The proposed converters D6–D10 as well as design D5 [21] were implemented using Cadence (Version 14.20), Compiler: RC 14.25 and synthesized using the Cadence Encounter tool using 180-nm technology. The post place and route results of area, conversion time and power dissipation for all these designs for DRs of 8, 16, 24, 32, 48 and 64 bits are presented in table 5.

Table 5 ASIC implementation results of various reverse converters for the three-moduli set M1.

Regarding hardware requirements, for 8- and 64-bit DRs, the design D5 is superior to the converters D6–D10 and the design D6 outperforms converters D5 and D7–D10 for 16-, 24-, 32- and 48-bit DRs. For 16-bit D7 and D8 and for 32-bit and 48-bit DR, converter D8 require less hardware resources than D5. The converter D9 is preferable compared with D5 regarding area for 16-, 24-, 32- and 48-bit DRs.

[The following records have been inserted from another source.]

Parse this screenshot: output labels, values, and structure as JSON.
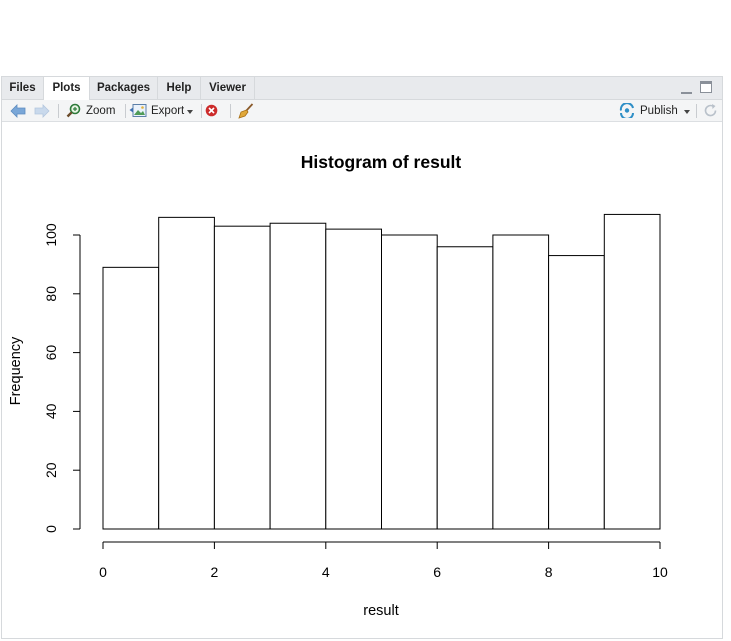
{
  "tabs": [
    {
      "label": "Files"
    },
    {
      "label": "Plots"
    },
    {
      "label": "Packages"
    },
    {
      "label": "Help"
    },
    {
      "label": "Viewer"
    }
  ],
  "toolbar": {
    "zoom_label": "Zoom",
    "export_label": "Export",
    "publish_label": "Publish"
  },
  "icons": {
    "back": "arrow-left-icon",
    "forward": "arrow-right-icon",
    "zoom": "magnifier-icon",
    "export": "image-export-icon",
    "remove": "red-x-circle-icon",
    "clear": "broom-icon",
    "publish": "publish-icon",
    "refresh": "refresh-icon"
  },
  "colors": {
    "bar_fill": "#ffffff",
    "bar_stroke": "#000000",
    "remove_icon": "#cc2b2b",
    "arrow_icon": "#7aa7d8",
    "publish_icon": "#2f8fc7"
  },
  "chart_data": {
    "type": "bar",
    "title": "Histogram of result",
    "xlabel": "result",
    "ylabel": "Frequency",
    "bins": [
      [
        0,
        1
      ],
      [
        1,
        2
      ],
      [
        2,
        3
      ],
      [
        3,
        4
      ],
      [
        4,
        5
      ],
      [
        5,
        6
      ],
      [
        6,
        7
      ],
      [
        7,
        8
      ],
      [
        8,
        9
      ],
      [
        9,
        10
      ]
    ],
    "values": [
      89,
      106,
      103,
      104,
      102,
      100,
      96,
      100,
      93,
      107
    ],
    "xlim": [
      0,
      10
    ],
    "ylim": [
      0,
      107
    ],
    "xticks": [
      0,
      2,
      4,
      6,
      8,
      10
    ],
    "yticks": [
      0,
      20,
      40,
      60,
      80,
      100
    ],
    "grid": false,
    "legend": "none"
  }
}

Regarding conversion time, for 8, 32 and 64 bits, D5 performs better than D6–D10 and for 16-, 24- and 48-bit DRs, D6 outperforms converters D5 and D7–D10. The converter D7 also requires less conversion time than D5 for 16-bit DR.

Regarding power dissipation, 8-, 32-, 48- and 64-bit DRs, the converter D5 is superior than D6–D10 and for 16-bit DR, the converters D6, D7, D9 and D10 outperform converter D5. For 24-bit DR, the converter D7 needs less power dissipation than D5, D6 and D8–D10. Among the proposed converters, for 8-bit DR, the converter D6 is preferable and for 16- and 32-bit DRs, the converter D10 is superior to the other converters regarding power dissipation. For 24-, 48- and 64-bit DRs, the converter D7 needs least power dissipation compared with other proposed converters.

5 Conclusions

In this paper we have presented RNS-to-binary converters for the moduli set {2m−1, 2m, 2m + 1} using MRC technique. All the proposed converters were evaluated based on the hardware resource requirement as well as conversion time with all converters described in literature for the moduli set {2m−1, 2m, 2m + 1}. The proposed converters have also been compared to two four-moduli reverse converters. All the proposed converters are implemented and compared to the area-efficient converter [21] for M1 regarding area and conversion time for different DRs. The proposed converters also need less conversion time than reverse converters for some four-moduli sets. The proposed converters for M1 were shown to be better than some of the other converters regarding area and conversion time while having the advantage of availability of mixed radix digits.